Football

Pourquoi y-a-t-il de moins en moins de spectateurs à Geoffroy-Guichard ?

Par David Valverde, France Bleu Saint-Étienne Loire jeudi 28 janvier 2016 à 17:25

Le Chaudron n'avait accueilli "que" 36 500 supporters pour le derby
Le Chaudron n'avait accueilli "que" 36 500 supporters pour le derby © Radio France

La tendance est générale dans le football français et elle n'échappe pas au Chaudron : le nombre de spectateurs est en chute libre dans l'enceinte des Verts. La faute à la médiocre qualité du jeu ? Pas seulement.

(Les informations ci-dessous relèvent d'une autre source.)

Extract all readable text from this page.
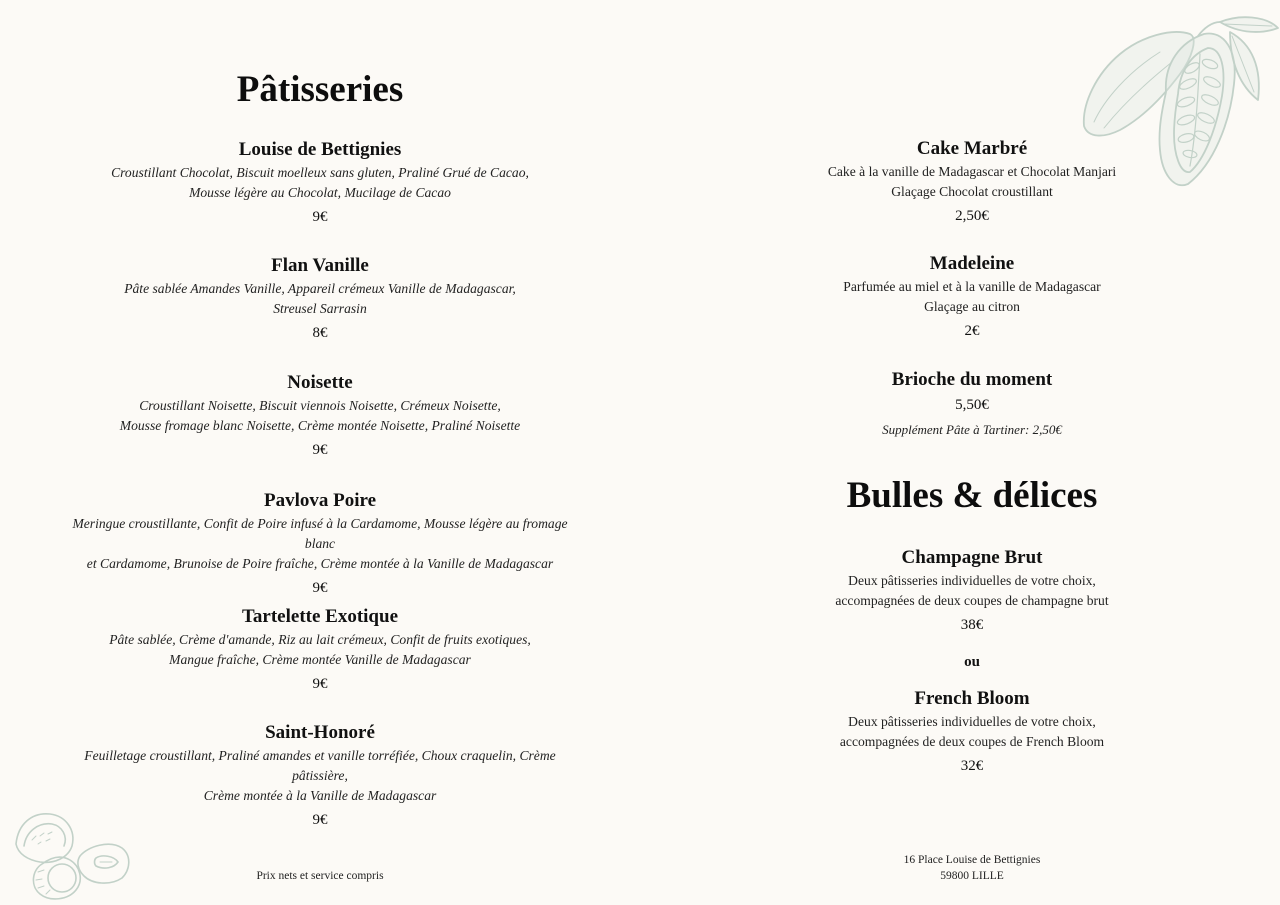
Pâtisseries
Louise de Bettignies
Croustillant Chocolat, Biscuit moelleux sans gluten, Praliné Grué de Cacao,
Mousse légère au Chocolat, Mucilage de Cacao
9€
Flan Vanille
Pâte sablée Amandes Vanille, Appareil crémeux Vanille de Madagascar,
Streusel Sarrasin
8€
Noisette
Croustillant Noisette, Biscuit viennois Noisette, Crémeux Noisette,
Mousse fromage blanc Noisette, Crème montée Noisette, Praliné Noisette
9€
Pavlova Poire
Meringue croustillante, Confit de Poire infusé à la Cardamome, Mousse légère au fromage blanc
et Cardamome, Brunoise de Poire fraîche, Crème montée à la Vanille de Madagascar
9€
Tartelette Exotique
Pâte sablée, Crème d'amande, Riz au lait crémeux, Confit de fruits exotiques,
Mangue fraîche, Crème montée Vanille de Madagascar
9€
Saint-Honoré
Feuilletage croustillant, Praliné amandes et vanille torréfiée, Choux craquelin, Crème pâtissière,
Crème montée à la Vanille de Madagascar
9€
Prix nets et service compris
Cake Marbré
Cake à la vanille de Madagascar et Chocolat Manjari
Glaçage Chocolat croustillant
2,50€
Madeleine
Parfumée au miel et à la vanille de Madagascar
Glaçage au citron
2€
Brioche du moment
5,50€
Supplément Pâte à Tartiner: 2,50€
Champagne Brut
Deux pâtisseries individuelles de votre choix,
accompagnées de deux coupes de champagne brut
38€
ou
French Bloom
Deux pâtisseries individuelles de votre choix,
accompagnées de deux coupes de French Bloom
32€
Bulles & délices
16 Place Louise de Bettignies
59800 LILLE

Ce sera le choc de la 23e journée de Ligue 1 : la visite du Paris Saint-Germain au stade Geoffroy-Guichard, dimanche à 21h. Une rencontre qui n'inspire pas beaucoup d'espoirs puisque les Verts restent sur 8 défaites de suite face au triple champion de France en titre.  Deux équipes qui s’apprêtent à retrouver la Coupe d'Europe dans 2 semaines. Un match de gala, qui sort de l'ordinaire... Et pourtant,  le Chaudron ne fera pas le plein, c'est déjà une certitude. Environ 30 000 billets ont trouvé preneurs et on atteindra au mieux la barre des 35 000 spectateurs. Une tendance qui se généralise depuis le début de la saison. En moyenne, il y a 3000 spectateurs de moins que la saison passée dans le Chaudron (29 515 contre 32 256), malgré un nombre record d'abonnés. Le taux de remplissage est en chute libre : depuis 4 saisons il tournait autour de 80%. Il est cette saison à 70%.

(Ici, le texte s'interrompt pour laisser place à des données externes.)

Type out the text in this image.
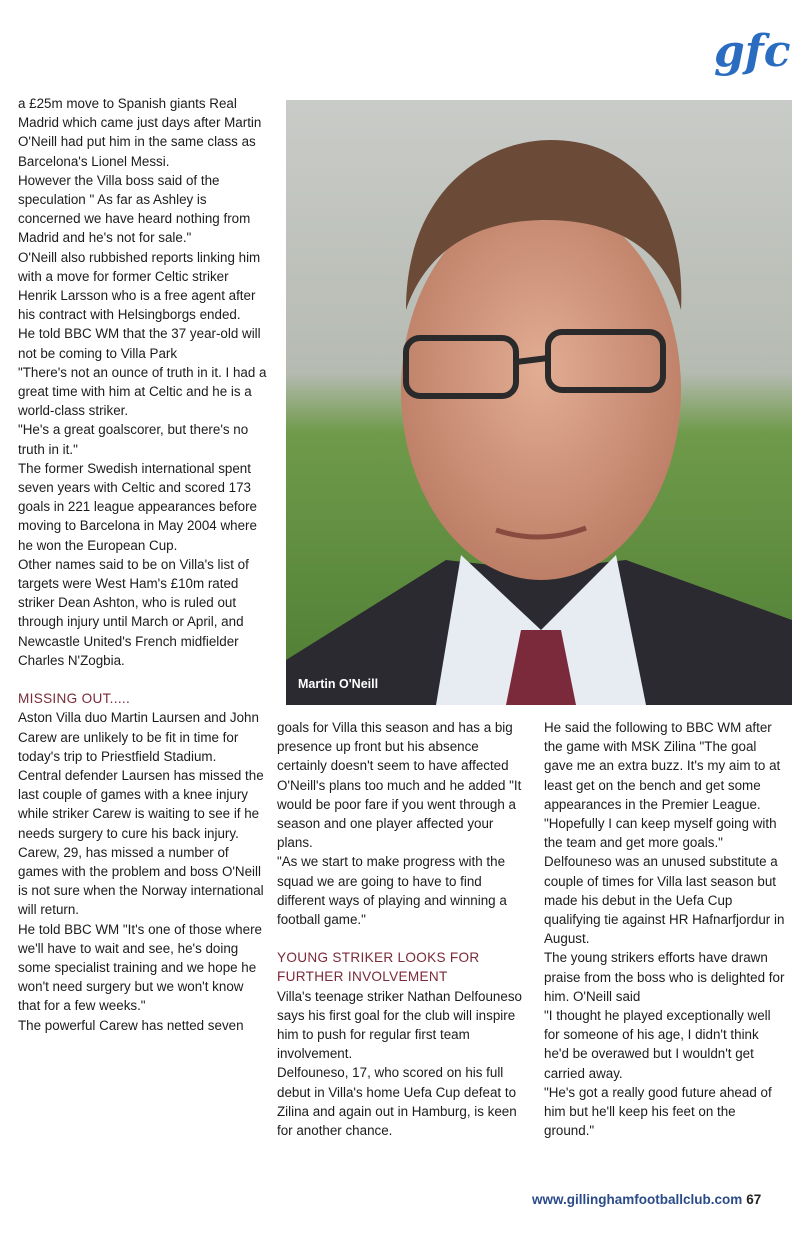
gfc

a £25m move to Spanish giants Real Madrid which came just days after Martin O'Neill had put him in the same class as Barcelona's Lionel Messi.

However the Villa boss said of the speculation " As far as Ashley is concerned we have heard nothing from Madrid and he's not for sale."

O'Neill also rubbished reports linking him with a move for former Celtic striker Henrik Larsson who is a free agent after his contract with Helsingborgs ended.

He told BBC WM that the 37 year-old will not be coming to Villa Park

"There's not an ounce of truth in it. I had a great time with him at Celtic and he is a world-class striker.

"He's a great goalscorer, but there's no truth in it."

The former Swedish international spent seven years with Celtic and scored 173 goals in 221 league appearances before moving to Barcelona in May 2004 where he won the European Cup.

Other names said to be on Villa's list of targets were West Ham's £10m rated striker Dean Ashton, who is ruled out through injury until March or April, and Newcastle United's French midfielder Charles N'Zogbia.

MISSING OUT.....

Aston Villa duo Martin Laursen and John Carew are unlikely to be fit in time for today's trip to Priestfield Stadium.

Central defender Laursen has missed the last couple of games with a knee injury while striker Carew is waiting to see if he needs surgery to cure his back injury.

Carew, 29, has missed a number of games with the problem and boss O'Neill is not sure when the Norway international will return.

He told BBC WM "It's one of those where we'll have to wait and see, he's doing some specialist training and we hope he won't need surgery but we won't know that for a few weeks."

The powerful Carew has netted seven

Martin O'Neill

goals for Villa this season and has a big presence up front but his absence certainly doesn't seem to have affected O'Neill's plans too much and he added "It would be poor fare if you went through a season and one player affected your plans.

"As we start to make progress with the squad we are going to have to find different ways of playing and winning a football game."

YOUNG STRIKER LOOKS FOR FURTHER INVOLVEMENT

Villa's teenage striker Nathan Delfouneso says his first goal for the club will inspire him to push for regular first team involvement.

Delfouneso, 17, who scored on his full debut in Villa's home Uefa Cup defeat to Zilina and again out in Hamburg, is keen for another chance.

He said the following to BBC WM after the game with MSK Zilina "The goal gave me an extra buzz. It's my aim to at least get on the bench and get some appearances in the Premier League.

"Hopefully I can keep myself going with the team and get more goals."

Delfouneso was an unused substitute a couple of times for Villa last season but made his debut in the Uefa Cup qualifying tie against HR Hafnarfjordur in August.

The young strikers efforts have drawn praise from the boss who is delighted for him. O'Neill said

"I thought he played exceptionally well for someone of his age, I didn't think he'd be overawed but I wouldn't get carried away.

"He's got a really good future ahead of him but he'll keep his feet on the ground."

www.gillinghamfootballclub.com 67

Les explications possibles

  •  Les attentats ont éloignés les spectateurs des stades aux mois de novembre et décembre
  • La qualité du spectacle ne séduit pas. L'ASSE ne joue pas bien depuis le début de la saison, dans un championnat dont on connait déjà l'issue
  • Déjà 5 matches le dimanche à 21h. Pour les supporters stéphanois qui ont l'habitude de venir de loin pour les rencontres dans le Chaudron, cet horaire-là est presque rédhibitoire.
  • Le calendrier de la Ligue 1 n'est plus symétrique cette saison. C'est un souci. Exemple avec le derby retour à Geoffroy-Guichard qui a eu lieu 2 mois après le match aller à Gerland. Cela ne laisse pas le temps de créer un désir, un besoin presque de se décarcasser pour assister aux matches.
  • Les Stéphanois jouent entre 50 et 60 matches par an et cela dilue forcément la nécessité urgente de se ruer à Geoffroy-Guichard un week-end sur 2.